Indirect oxidation mechanism governing in P-rGO/Ti anode with C2-PO2/rGO configuration for efficient 2-Methyl-4-Isothiazolin-3-one electrooxidation

Abstract

A stable phosphorus-doped reduced graphene (P-rGO/Ti) anode applied in electrochemical oxidation was prepared for the degradation of 2-Methyl-4-Isothiazolin-3-one (MIT), a broad-spectrum biocide with high concentration and toxicity widely exists in reverse osmosis concentrates. The P-rGO/Ti anode had high oxygen evolution potential (2.434 V), which inhibited side reactions and accelerated the mineralization of MIT. The •OH quenching tests verified that the indirect oxidation on MIT degradation was up to 84.17 %, and the mechanism of indirect oxidation was proposed about the C2-PO2/rGO configuration of P-rGO was more conducive to adsorb H2O and supply electron, resulting in the elongated OH bond and then easily cleaved to produce more •OH via density functional theory calculations.

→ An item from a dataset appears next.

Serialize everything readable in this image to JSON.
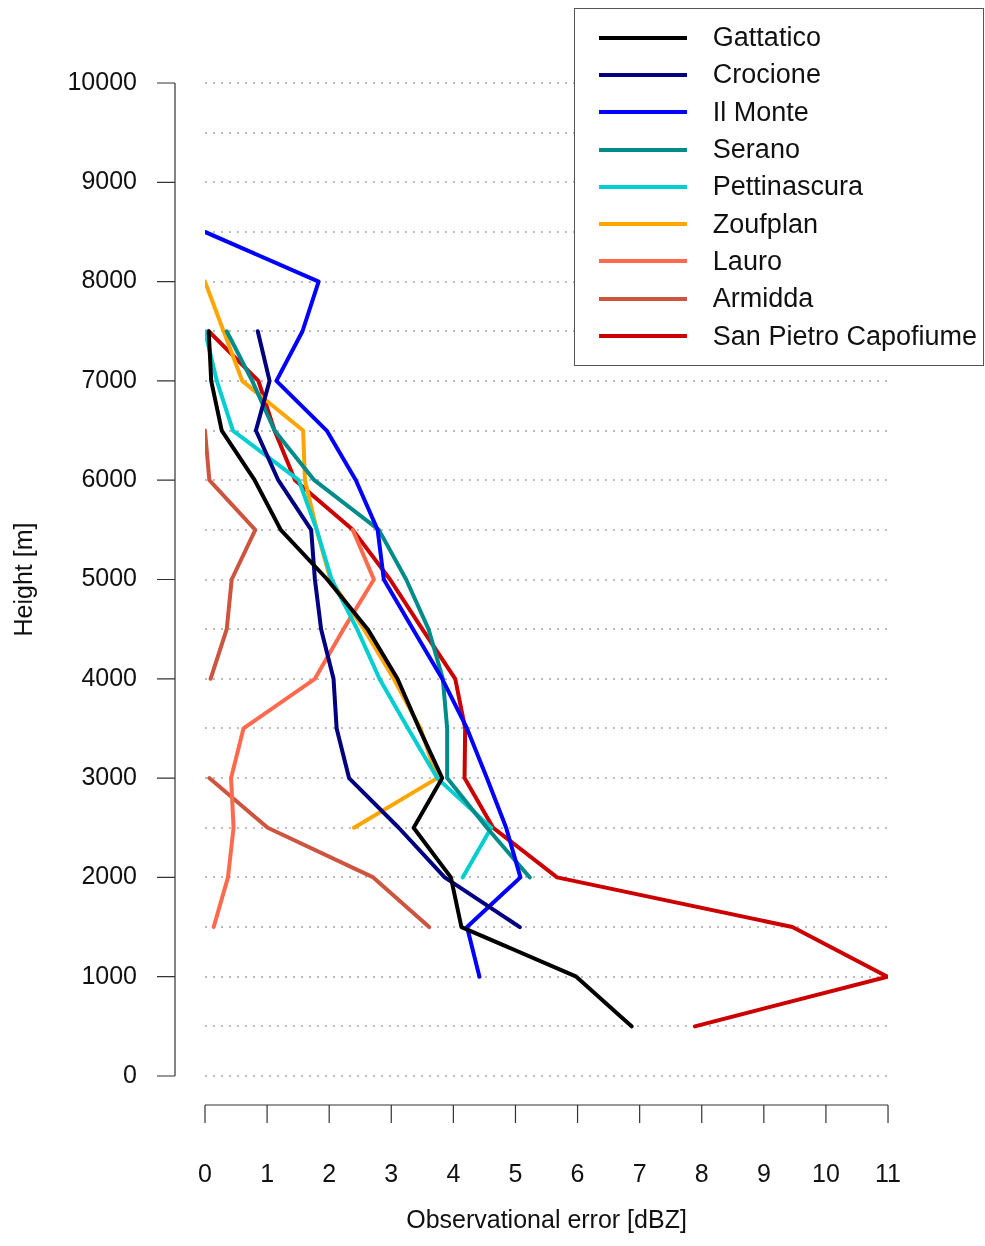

Furthermore, an empirical kinetic model was established to predict MIT removal trend. The P-rGO/Ti electrode maintained favorable MIT removal efficiency and structural stability with a long-term operation experiment in 1200 min. Moreover, the degradation pathways of MIT were proposed based on UPLC-Q-TOF-MS analysis. This study profoundly reveals the indirect oxidation mechanism of different P-rGO configurations on inducing the generation of •OH, and provides a new perspective for the design of stable and efficient carbon materials in electrochemical oxidation for wastewater purification.